They say you can’t step into the same river twice. The river, and the person, is constantly changing and moving. Such is the way with work. The job market is constantly changing in nature and tone, but at the end of the day, a river is a river, and a job is a job.
No matter how the career landscape changes, we will want to make positive steps forward to better our careers. But what if that next step to forwarding your career wasn’t forward at all? What if your best next move was to the side?
What Are Lateral Moves?
At its simplest, a lateral career move means taking a new job at the same pay grade or organizational level. It involves taking on new duties and responsibilities, usually — but not exclusively — at the same company. You wll find that these fluid opportunities are most common at start-ups, but we can expect them to become more common at established companies in the very near future.
Lateral career moves can be curious and exciting: Haven’t you been curious about trying someone else’s job? Have you never observed the social media team or the sales crew and thought you would thrive in their shoes? Lateral moves liberate us from the idea that once we enter into a career, we need to trudge away at it forever. It allows us to experiment with our career paths so that we can identify our purpose and goals.
Why Lateral Moves Are Beneficial
Firstly, lateral moves can be beneficial because they are fun: They are appealing to people who like learning new things. People who get joy from building new skills and mastering new experiences will find lateral moves exciting and worthwhile. Ultimately, lateral moves are intrinsically rewarding to those who yearn to be challenged.
They Make You More Employable
Moving on to more pragmatic reasons, lateral moves will make you stand out to future employers. It makes perfect sense: If you have more skills, you’re of more value. What’s more, it’s easy for job seekers to say they can do X, Y and Z in a cover letter, but with a lateral move under your belt, you have concrete evidence to back it up in an interview and, more importantly, on the job.
They Will Impress Your Current Company
Lateral moves will also reflect well on you to your current employees and colleagues. It will show that you’re willing to try new things and that you are keen to develop yourself. These transitions across your company will also strengthen your network across the organization.
They Make For Better Managers
This networking is great for making new friends at work, but it also strengthens your case for a promotion (i.e., vertical movement) when the time comes. Who better for management than someone who already knows how the other departments work?
They Increase Job Security
Lateral moves also give you greater job security at your current place of work. They will endear yourself to your company and help show your value. If cuts have to be made, management will be more likely to keep an employee with knowledge and skills across the enterprise.
They Could Reduce Burnout
Finally, a lateral move could be a unique solution to burnout, which is all too common in the modern workplace. A change of scenery could be a great remedy to fix a rut in your professional life.
They Suit Your Boss, Too
Dietrich Moens, chief executive officer of Spacehuntr, a corporate event solutions provider, thinks of lateral moves as cross-pollination. “I’ve found that when members of our team switch departments, it breaks down roadblocks,” Moens says. “They’re greater for productivity and even opened the way for innovation in our work processes. It’s a sort of beautiful cross-pollination.” What’s more, it could even save your boss money. Hiring for a new position takes up time, resources and energy. You can minimize that by hiring from within.

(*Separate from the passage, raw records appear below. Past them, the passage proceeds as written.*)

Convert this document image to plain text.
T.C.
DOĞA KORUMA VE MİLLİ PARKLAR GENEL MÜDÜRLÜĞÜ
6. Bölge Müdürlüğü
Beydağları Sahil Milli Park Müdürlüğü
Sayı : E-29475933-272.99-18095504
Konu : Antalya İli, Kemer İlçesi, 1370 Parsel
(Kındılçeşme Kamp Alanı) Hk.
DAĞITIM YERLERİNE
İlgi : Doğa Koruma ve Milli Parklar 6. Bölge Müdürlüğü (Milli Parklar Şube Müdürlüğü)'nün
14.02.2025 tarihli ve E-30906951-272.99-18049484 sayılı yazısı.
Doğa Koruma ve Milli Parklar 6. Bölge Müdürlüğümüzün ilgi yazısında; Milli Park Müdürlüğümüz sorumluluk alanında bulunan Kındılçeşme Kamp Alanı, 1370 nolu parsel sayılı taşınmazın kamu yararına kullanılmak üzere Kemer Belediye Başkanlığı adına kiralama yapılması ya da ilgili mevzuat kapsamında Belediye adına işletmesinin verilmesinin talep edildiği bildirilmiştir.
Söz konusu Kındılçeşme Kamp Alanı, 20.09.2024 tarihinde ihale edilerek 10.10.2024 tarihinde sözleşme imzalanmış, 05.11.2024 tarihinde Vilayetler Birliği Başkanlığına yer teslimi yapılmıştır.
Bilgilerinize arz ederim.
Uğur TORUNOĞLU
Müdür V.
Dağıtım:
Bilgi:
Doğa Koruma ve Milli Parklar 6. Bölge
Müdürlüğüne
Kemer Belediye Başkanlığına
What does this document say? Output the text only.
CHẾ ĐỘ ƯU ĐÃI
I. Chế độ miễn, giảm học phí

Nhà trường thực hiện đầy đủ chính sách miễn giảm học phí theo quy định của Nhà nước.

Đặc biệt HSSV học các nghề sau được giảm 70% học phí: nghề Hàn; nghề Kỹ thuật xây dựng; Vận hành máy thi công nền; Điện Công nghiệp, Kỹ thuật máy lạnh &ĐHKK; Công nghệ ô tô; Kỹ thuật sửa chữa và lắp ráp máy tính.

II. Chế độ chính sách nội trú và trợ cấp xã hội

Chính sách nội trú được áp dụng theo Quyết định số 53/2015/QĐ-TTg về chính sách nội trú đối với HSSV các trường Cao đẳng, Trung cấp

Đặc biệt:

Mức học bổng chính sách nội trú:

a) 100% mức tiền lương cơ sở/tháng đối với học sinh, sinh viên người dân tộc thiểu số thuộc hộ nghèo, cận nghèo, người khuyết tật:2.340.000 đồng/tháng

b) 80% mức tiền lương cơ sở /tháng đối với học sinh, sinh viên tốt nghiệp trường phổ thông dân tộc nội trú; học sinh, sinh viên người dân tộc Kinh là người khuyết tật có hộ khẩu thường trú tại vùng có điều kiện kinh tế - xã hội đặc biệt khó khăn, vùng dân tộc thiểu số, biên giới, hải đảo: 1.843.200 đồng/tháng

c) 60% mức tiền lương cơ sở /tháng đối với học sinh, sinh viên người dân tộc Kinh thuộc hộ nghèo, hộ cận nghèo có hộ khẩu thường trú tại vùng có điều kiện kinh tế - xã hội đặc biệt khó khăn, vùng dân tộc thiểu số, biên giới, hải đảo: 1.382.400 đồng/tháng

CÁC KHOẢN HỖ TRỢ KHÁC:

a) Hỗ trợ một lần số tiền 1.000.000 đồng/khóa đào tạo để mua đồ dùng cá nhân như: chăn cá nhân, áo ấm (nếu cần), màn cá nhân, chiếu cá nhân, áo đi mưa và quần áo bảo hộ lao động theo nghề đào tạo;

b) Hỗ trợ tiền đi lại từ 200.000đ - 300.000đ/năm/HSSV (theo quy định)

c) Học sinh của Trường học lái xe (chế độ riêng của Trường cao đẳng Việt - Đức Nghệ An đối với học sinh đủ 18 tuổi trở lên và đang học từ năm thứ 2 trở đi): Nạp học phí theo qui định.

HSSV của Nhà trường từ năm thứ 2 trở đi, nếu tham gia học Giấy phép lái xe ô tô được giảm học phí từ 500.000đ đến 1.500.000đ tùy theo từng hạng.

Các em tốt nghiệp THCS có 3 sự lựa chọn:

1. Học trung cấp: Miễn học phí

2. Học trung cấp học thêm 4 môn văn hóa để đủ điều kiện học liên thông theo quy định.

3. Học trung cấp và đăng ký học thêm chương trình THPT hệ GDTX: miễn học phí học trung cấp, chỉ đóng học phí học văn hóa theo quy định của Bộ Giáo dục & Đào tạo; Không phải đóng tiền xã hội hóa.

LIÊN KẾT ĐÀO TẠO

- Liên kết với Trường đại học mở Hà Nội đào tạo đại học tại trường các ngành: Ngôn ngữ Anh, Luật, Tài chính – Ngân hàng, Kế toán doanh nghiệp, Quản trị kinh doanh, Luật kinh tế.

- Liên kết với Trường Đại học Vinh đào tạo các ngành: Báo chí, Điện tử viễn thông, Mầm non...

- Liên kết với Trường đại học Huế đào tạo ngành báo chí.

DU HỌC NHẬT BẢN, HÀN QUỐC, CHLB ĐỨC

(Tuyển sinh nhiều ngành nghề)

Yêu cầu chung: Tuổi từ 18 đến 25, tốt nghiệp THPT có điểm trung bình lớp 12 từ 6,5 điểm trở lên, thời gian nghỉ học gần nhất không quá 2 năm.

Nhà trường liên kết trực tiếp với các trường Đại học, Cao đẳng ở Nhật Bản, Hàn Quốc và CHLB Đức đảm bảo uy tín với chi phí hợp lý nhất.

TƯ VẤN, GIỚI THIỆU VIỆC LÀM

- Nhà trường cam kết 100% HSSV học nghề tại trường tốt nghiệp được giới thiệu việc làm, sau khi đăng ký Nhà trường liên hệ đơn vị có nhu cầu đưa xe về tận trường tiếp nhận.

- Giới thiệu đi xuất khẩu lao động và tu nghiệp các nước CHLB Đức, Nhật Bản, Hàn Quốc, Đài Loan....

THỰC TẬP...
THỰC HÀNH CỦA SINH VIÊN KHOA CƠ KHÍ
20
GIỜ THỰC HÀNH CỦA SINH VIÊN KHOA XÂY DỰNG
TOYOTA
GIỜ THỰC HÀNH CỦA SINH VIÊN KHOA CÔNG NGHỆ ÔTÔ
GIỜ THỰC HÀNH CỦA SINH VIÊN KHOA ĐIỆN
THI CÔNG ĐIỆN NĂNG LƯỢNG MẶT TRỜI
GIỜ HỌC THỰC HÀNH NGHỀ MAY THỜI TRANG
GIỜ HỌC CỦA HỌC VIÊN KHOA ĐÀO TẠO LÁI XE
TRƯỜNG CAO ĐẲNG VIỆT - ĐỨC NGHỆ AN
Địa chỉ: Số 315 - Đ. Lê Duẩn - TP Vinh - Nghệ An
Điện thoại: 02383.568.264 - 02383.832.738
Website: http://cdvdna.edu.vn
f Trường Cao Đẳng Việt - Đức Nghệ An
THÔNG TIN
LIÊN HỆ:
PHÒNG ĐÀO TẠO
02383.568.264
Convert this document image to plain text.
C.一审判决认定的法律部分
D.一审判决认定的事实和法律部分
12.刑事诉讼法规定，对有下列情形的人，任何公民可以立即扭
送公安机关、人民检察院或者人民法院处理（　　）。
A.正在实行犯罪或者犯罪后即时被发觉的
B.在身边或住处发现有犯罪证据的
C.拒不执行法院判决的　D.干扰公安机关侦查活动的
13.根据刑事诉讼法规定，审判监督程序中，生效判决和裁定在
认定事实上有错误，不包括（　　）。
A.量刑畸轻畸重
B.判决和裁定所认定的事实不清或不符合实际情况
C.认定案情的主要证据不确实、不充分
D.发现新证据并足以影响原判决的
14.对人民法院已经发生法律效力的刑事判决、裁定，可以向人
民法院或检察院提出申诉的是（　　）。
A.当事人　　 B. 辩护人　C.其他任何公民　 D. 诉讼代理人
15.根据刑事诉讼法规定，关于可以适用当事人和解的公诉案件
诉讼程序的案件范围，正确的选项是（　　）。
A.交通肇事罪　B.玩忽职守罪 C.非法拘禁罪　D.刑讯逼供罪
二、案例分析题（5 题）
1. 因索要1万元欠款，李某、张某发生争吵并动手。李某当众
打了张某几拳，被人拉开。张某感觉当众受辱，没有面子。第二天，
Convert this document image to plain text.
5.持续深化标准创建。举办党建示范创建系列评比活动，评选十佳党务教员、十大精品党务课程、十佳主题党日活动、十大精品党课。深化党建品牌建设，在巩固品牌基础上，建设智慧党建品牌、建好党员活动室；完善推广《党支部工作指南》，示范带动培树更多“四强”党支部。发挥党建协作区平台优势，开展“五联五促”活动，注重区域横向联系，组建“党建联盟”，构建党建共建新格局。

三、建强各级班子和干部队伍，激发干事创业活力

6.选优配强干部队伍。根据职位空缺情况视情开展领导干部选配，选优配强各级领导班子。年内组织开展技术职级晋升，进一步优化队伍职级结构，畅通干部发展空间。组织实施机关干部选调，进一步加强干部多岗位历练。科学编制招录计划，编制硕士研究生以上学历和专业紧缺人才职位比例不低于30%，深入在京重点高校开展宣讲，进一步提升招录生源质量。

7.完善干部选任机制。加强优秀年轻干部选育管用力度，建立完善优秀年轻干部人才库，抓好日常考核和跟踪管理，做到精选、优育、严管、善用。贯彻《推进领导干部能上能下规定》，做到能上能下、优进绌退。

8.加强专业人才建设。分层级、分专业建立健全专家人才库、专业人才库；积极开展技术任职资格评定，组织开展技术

Additionally, Moens says, “We’ve seen that lateral moves have made for better managers. When you’ve lived in someone else’s shoes, you become more understanding. These workers are better at recognizing, understanding and resolving friction. It’s remarkable.”
Lastly, make for a more skilled worker, and if that’s not good for bosses, what is?
Top Training Tips For Making Lateral Moves Work
So far, it’s been a case of easier said than done. But how do you make a lateral career move work in practice? Consider the five-step plan below to ensure your lateral move is successful.
- Self-examine: The first step is some self-examination. Why are you looking for a lateral move? Understanding this desire is the best way to figure out how to motivate yourself and focus your efforts.
- Speak to Your Manager(s): Open communication with your team and your manager(s) is essential. Your manager needs to endorse and support what you’re doing fully. After that, their support and advice could and should be invaluable to you.
- Set Goals: After speaking to your manager, it’s time to set goals. For how long are you going to be in this new position? What level of competence do you hope to achieve? How steep should your learning curve be?
- Mutual Learning: Your company might not have the time or the resources for you to take time away from the job to learn. Try to work training into your daily routine so that you can learn while completing your responsibilities and tasks.
- Review: As in all areas of working life, you need to self-review, be peer-reviewed, and receive a performance review. Reviews, done properly, help us grow and serve as rewards for our hard work.
You only need to listen to the stories of successful people themselves to see that there’s more than one way to succeed. Ultimately, the path to the top is littered with failures, surprises, and seizing chances when they come your way. Maybe a lateral move could be the career opportunity you have been looking for?